Manhattan Institute Policy Analyst Renu Mukherjee told the DCNF the ruling is “likely to give corporate America, which itself has embraced race-based hiring/promotions and [Diversity, Equity and Inclusion], pause.”

“In fact, a number of major U.S. businesses – including American Airlines, Google, Hershey, and Starbucks – filed an amicus brief in Students for Fair Admissions encouraging the Court to continue allowing colleges to use racial preferences, which suggests they might be concerned that their affirmative action programs are likely [to] receive scrutiny next,” Mukherjee said.

Companies argue in the brief that diverse workforces “improve” performance and “thus strengthen the American and global economies.” The companies say they seek “employees who have been educated at universities with exposure to a broad array of life experiences and viewpoints, and who can bring diverse perspectives and experiences to the workplace.”

Proponents for affirmative action in higher education rally in front of the U.S. Supreme Court on October 31, 2022 in Washington, DC. The Court will hear arguments in two cases, Students for Fair Admissions v.
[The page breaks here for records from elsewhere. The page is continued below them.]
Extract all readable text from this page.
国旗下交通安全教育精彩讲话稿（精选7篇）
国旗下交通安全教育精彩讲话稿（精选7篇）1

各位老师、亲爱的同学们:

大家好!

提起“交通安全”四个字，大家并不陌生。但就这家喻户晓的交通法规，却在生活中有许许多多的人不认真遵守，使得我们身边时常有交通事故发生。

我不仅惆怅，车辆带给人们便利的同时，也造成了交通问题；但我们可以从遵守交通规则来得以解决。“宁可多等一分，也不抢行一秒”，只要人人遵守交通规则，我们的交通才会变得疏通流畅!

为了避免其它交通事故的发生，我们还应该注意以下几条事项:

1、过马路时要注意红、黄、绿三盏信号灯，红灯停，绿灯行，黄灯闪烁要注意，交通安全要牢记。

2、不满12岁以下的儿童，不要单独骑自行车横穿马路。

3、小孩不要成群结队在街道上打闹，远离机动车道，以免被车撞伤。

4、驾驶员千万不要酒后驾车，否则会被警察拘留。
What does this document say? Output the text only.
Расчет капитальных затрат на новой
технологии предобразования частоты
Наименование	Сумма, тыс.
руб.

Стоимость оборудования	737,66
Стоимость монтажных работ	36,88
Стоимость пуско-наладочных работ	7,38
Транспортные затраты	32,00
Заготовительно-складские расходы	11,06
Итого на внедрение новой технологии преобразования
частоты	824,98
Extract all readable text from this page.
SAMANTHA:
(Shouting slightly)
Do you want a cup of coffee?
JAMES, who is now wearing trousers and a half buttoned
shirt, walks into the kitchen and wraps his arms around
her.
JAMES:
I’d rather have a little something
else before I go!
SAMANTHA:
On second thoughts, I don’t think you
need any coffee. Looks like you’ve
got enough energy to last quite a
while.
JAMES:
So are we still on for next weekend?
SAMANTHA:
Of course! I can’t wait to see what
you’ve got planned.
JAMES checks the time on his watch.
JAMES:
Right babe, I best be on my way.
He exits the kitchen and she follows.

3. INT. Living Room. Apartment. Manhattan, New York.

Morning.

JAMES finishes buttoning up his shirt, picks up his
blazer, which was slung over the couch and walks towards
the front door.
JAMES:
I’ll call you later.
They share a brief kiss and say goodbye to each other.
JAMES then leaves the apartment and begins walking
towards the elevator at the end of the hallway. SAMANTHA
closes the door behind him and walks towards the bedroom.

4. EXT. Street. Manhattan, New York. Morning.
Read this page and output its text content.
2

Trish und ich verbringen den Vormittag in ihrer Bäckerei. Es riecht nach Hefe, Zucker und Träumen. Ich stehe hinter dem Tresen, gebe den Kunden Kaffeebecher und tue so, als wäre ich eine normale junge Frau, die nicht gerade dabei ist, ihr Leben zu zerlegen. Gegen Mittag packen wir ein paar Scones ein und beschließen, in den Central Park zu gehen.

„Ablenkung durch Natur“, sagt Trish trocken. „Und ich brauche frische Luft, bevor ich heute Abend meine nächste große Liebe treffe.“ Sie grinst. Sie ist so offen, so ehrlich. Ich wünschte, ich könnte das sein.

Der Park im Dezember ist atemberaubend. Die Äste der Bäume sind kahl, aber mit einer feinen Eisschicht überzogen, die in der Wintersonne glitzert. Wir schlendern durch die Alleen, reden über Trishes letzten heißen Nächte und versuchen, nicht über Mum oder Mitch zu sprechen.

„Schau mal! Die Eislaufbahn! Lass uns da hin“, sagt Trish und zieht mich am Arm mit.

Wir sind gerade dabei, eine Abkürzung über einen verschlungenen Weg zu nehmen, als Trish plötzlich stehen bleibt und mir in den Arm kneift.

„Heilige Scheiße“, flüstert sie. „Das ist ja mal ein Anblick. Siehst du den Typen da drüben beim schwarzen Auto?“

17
President and Fellows of Harvard College and Students for Fair Admissions v. University of North Carolina, regarding the consideration of race as one factor in college admission at the two elite universities, which will have an effect on most institutions of higher education in the United States. (Photo by Chip Somodevilla/Getty Images)

Proponents for affirmative action in higher education rally in front of the U.S. Supreme Court on October 31, 2022 in Washington, DC. (Photo by Chip Somodevilla/Getty Images)

GianCarlo Canaparo, senior legal fellow at the Heritage Foundation’s Edwin Meese III Center for Legal and Judicial Studies, pointed to the “threat of increased litigation” as a potential motivator for some employers to stop running these kinds of programs. (RELATED: McDonalds Hit With Civil Rights Complaint For Allegedly Racist Hiring Practices)

“The civil rights laws already forbid race-based hiring, firing, promotion, training, scheduling, etc., but some employers still do these things,” Canaparo told the DCNF. “The affirmative action cases won’t make it easier to sue employers that discriminate—all the legal tools to do that are already there—but it may encourage people who would otherwise just keep their mouths shut to stand up for what is right.”

“The threat of increased litigation might discourage some employers from using racially discriminatory practices,” he continued. “But others will do it anyway, treating the risk of a civil rights violation as an acceptable cost of their ideology.”

Some companies are already facing legal challenges to their diversity programs. In April, America First Legal (AFL) requested the U.S. Equal Employment Opportunity Commission (EEOC) open a civil rights investigation into McDonald’s over publicly available staffing goals that show it created demographic quotas for employees.

AFL filed similar complaints against Starbucks, Hershey and BlackRock.

“I think that a ruling against Harvard and UNC could very well encourage a series of lawsuits, challenging other students racial preference policies, especially because probably for the first time there is a real infrastructure of anti-preference groups with real funding, waiting to do so,” George Mason University Law Professor David Bernstein told the DCNF. “How many challenges there will be, in what contexts, and how successful they will be depends a lot on how strong the opinion is.”

The Supreme Court is expected to rule on the affirmative action cases this week. Universities have been anticipating that the Supreme Court will overturn affirmative action for months.